Who Is at Risk for Tetracycline Teeth?

There are two groups of patients who should avoid using tetracycline if at all possible. Firstly, expecting mothers. Taking tetracycline while pregnant can be passed on to the growing baby and may cause discoloring and malformation of the infant's future teeth.

Secondly, children younger than 8 are at risk for stains. The use of tetracycline in young children can lead to bands of discoloration on the permanent teeth, especially the anterior (front) ones, confirms a study published by the Journal of International Oral Health.

Since there are many other types of antibiotics available, pediatricians and obstetricians may prescribe treatments other than tetracycline. Consult your doctor and he or she will advise you on the best antibiotic for your or your child's special case.

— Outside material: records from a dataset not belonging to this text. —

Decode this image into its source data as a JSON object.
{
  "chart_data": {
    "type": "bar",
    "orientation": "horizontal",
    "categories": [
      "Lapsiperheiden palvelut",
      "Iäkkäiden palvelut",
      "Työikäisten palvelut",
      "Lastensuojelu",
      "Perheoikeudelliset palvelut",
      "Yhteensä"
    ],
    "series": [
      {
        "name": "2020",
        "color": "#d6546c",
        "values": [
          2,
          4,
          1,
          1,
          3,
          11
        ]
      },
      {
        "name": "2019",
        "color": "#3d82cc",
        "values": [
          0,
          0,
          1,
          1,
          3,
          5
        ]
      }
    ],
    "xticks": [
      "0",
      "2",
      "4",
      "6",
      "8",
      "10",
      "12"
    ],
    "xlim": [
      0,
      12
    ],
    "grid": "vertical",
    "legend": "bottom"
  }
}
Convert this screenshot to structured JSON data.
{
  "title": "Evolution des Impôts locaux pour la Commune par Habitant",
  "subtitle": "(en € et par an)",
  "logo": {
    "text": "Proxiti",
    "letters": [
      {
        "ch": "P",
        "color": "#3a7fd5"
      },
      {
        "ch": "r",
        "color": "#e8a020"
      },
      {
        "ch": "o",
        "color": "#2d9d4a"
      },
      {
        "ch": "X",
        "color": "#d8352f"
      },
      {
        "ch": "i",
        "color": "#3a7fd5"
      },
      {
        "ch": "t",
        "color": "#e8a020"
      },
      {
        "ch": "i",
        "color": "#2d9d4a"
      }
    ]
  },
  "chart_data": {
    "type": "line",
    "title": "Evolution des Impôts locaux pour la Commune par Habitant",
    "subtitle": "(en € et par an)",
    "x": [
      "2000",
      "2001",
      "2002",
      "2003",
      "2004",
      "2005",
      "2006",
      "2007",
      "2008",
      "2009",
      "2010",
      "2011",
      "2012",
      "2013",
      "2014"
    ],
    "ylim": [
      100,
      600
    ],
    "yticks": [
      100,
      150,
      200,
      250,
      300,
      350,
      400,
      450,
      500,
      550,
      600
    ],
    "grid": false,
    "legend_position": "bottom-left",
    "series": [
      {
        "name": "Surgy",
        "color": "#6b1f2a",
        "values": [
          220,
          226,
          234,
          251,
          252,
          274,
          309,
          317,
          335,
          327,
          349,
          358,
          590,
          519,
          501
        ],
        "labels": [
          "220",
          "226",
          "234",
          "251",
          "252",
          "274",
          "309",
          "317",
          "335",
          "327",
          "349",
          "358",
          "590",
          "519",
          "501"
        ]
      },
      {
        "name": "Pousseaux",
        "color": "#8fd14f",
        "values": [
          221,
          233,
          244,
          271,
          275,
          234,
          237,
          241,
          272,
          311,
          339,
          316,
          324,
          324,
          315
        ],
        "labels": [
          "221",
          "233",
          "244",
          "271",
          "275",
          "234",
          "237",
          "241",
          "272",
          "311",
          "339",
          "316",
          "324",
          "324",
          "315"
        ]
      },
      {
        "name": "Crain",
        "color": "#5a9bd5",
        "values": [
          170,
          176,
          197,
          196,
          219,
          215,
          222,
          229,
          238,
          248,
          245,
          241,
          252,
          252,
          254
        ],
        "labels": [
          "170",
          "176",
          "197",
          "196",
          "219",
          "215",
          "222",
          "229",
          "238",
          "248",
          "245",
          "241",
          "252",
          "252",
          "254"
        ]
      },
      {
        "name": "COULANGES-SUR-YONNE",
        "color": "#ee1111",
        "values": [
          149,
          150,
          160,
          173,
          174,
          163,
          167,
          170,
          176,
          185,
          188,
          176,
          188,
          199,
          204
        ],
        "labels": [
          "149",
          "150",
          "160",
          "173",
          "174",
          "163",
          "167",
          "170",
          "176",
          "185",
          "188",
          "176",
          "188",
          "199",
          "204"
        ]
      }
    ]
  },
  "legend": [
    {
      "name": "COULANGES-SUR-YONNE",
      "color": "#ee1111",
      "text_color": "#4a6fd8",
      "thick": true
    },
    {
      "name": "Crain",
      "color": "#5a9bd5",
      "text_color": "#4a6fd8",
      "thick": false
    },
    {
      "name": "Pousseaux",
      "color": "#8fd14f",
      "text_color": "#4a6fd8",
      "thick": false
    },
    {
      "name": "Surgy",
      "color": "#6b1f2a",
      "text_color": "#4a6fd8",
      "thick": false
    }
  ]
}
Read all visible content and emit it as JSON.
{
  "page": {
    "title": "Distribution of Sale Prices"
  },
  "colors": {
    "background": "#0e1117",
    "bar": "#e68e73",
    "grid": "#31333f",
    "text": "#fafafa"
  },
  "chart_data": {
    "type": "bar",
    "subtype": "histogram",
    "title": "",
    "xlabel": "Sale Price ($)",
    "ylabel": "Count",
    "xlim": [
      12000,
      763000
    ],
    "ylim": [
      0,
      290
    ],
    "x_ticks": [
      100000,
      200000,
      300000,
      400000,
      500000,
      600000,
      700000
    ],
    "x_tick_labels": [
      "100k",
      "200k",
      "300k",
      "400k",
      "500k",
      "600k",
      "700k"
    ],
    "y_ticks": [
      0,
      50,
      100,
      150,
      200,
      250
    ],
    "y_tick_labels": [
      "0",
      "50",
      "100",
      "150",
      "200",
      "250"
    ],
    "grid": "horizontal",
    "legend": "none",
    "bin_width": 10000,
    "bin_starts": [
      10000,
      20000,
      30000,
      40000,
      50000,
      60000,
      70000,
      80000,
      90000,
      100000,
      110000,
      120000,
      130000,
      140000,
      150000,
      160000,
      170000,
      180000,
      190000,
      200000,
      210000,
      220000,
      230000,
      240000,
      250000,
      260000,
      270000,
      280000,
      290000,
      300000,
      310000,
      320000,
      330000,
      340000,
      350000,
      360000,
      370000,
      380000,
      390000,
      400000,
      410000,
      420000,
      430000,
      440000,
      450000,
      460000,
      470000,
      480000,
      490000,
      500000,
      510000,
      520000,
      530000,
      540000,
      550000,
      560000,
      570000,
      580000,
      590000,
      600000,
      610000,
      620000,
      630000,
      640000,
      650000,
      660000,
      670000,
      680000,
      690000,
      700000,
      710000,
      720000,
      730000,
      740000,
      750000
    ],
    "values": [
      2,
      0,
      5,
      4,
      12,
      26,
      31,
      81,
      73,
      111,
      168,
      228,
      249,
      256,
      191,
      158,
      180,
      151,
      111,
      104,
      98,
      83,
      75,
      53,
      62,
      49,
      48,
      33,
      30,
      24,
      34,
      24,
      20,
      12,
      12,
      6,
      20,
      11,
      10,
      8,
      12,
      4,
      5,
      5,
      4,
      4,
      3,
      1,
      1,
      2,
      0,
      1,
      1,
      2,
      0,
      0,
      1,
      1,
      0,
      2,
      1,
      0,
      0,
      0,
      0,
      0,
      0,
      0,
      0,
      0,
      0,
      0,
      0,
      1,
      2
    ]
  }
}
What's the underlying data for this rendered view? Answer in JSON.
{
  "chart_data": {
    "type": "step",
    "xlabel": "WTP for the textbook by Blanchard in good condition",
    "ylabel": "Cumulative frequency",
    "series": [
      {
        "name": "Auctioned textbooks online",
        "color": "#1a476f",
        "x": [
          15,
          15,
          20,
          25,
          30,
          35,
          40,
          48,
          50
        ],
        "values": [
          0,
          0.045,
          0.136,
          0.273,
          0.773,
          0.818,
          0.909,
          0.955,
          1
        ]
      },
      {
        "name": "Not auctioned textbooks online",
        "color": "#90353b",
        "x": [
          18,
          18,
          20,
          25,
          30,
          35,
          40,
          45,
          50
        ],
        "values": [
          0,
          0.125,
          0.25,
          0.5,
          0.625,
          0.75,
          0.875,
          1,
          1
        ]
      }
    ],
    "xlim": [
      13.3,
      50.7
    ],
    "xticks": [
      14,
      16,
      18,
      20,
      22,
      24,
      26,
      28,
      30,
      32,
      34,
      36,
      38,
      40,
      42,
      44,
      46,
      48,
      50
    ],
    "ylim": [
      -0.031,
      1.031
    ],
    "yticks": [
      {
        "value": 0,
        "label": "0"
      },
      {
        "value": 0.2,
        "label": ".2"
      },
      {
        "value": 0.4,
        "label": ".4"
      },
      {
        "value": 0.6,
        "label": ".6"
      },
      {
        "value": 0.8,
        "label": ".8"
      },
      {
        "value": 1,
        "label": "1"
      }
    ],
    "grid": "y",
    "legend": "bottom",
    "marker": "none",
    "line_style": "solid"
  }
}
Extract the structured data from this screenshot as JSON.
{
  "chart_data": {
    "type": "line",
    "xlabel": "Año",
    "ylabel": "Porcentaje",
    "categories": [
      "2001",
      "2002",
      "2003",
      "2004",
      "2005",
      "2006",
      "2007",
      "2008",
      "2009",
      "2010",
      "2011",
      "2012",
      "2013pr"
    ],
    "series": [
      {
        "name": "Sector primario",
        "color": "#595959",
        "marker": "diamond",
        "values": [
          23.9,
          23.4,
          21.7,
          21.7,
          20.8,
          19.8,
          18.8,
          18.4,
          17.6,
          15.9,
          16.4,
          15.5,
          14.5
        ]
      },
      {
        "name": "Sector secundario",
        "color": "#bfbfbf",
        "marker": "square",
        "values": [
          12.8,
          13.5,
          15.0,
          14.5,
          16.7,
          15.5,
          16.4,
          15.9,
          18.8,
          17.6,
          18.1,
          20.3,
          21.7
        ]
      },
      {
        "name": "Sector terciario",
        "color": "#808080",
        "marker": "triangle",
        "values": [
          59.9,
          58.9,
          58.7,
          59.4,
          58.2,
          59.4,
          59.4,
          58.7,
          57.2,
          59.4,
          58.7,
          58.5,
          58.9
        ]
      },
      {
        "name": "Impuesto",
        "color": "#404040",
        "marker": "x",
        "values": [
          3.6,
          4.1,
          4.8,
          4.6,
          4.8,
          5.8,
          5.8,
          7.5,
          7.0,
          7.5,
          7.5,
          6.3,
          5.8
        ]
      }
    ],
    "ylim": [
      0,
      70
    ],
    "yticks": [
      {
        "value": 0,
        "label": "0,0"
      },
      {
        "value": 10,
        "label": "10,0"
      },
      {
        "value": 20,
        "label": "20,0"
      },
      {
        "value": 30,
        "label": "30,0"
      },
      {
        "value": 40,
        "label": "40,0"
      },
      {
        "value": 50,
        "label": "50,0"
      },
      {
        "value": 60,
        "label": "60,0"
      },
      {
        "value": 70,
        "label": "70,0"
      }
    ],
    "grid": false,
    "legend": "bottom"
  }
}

Treating Tetracycline Teeth

Dentists have a variety of methods to treat tetracycline teeth. Here are a few options, ordered from the most conservative to complicated, as well as the most economical to expensive methods:

  • At-home whitening products. A Colgate Optic White Professional Whitening Take-­Home Kit is available only through a dental professional, and may be sufficient to remove tetracycline teeth stains. In addition to applying the gel per your dentist's advice, you can brush with a whitening toothpaste that is safe for daily use, such as Colgate Optic White Radiant.
  • In-office bleaching. This procedure is done at the dentist's office and consists of a more concentrated bleaching material that has to be applied by a dentist.
  • Composite or porcelain veneers. This procedure consists of physically removing some of the enamel on the affected teeth and bonding tooth-colored filling material or porcelain shells called veneers directly to your teeth.

Prevention is the best method to avoid the dental condition caused by the use of tetracycline, but treatment choices are best discussed with your dentist to ensure your oral and overall health.